I am trying to solve the following problem.
Question: Consider the commutative diagram of abelian groups given below, where the rows in the diagram are exact.
Prove or disprove: if $p,q,s$ and $t$ are zero homomorphisms, then so is $r.$
My attempt: At first I thought this was false, so I tried to find a counterexample. I thought I had one with the sequence $0\longrightarrow Z/2Z\longrightarrow Z/4Z \longrightarrow Z/2Z \longrightarrow 0$ in both rows, but the diagram ended up being not commutative. After several failed attempts to find a counterexample, I tried to prove the statement, which also failed. Could someone please help?
Thank you!
This is false.

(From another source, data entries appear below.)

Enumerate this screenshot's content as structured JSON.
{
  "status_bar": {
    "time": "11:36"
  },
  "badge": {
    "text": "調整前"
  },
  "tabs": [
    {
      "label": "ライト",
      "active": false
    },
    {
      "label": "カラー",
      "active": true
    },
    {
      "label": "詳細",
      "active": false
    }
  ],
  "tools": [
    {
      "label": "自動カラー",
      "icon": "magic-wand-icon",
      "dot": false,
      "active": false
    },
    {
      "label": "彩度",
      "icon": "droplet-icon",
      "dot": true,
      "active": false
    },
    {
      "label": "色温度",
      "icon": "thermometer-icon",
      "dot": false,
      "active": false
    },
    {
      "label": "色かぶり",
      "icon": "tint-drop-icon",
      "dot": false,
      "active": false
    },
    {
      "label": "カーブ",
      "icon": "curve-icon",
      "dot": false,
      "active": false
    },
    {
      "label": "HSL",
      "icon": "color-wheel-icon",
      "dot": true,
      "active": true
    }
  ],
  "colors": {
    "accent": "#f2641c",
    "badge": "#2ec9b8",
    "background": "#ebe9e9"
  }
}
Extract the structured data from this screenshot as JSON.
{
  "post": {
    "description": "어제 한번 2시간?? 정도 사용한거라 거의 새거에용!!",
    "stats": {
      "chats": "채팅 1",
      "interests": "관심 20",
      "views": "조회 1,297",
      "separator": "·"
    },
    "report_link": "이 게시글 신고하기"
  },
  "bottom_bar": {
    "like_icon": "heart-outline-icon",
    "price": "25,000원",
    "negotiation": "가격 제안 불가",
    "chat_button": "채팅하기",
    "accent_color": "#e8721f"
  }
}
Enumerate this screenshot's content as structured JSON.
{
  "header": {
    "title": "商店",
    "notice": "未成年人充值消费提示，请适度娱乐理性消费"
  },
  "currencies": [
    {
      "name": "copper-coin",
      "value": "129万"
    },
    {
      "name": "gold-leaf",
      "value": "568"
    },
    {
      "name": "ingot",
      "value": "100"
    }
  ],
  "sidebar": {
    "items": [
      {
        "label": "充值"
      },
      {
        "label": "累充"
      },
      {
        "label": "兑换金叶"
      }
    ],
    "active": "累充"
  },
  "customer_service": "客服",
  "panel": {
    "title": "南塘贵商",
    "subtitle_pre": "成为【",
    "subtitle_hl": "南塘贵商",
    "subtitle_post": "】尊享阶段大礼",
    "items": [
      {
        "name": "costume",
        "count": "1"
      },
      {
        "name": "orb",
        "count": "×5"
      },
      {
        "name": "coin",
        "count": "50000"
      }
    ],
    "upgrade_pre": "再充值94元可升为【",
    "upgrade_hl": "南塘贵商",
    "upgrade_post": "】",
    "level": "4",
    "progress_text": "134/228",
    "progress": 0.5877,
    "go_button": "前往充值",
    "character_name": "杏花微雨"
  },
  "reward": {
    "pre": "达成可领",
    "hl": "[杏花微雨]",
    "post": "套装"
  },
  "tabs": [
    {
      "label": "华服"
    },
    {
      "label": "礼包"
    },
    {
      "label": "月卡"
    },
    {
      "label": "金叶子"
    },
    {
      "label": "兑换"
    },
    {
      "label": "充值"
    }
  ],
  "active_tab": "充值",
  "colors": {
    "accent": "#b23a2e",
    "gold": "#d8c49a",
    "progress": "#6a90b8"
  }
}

As someone mentioned in the comments (I noticed a lot of people are writing answers as comments lately, am I missing something?), you can use as both rows $0 \to \mathbb{Z}/2\mathbb{Z} \to \mathbb{Z}/4\mathbb{Z} \to \mathbb{Z}/2\mathbb{Z} \to 0$ (the exactness of this sequence is just the fact that $(\mathbb{Z}/4\mathbb{Z})/(\mathbb{Z}/2\mathbb{Z}) \cong \mathbb{Z}/2\mathbb{Z}$). Use as vertical maps multiplication by 2. Then the middle vertical map is not zero while the other obviously are zero.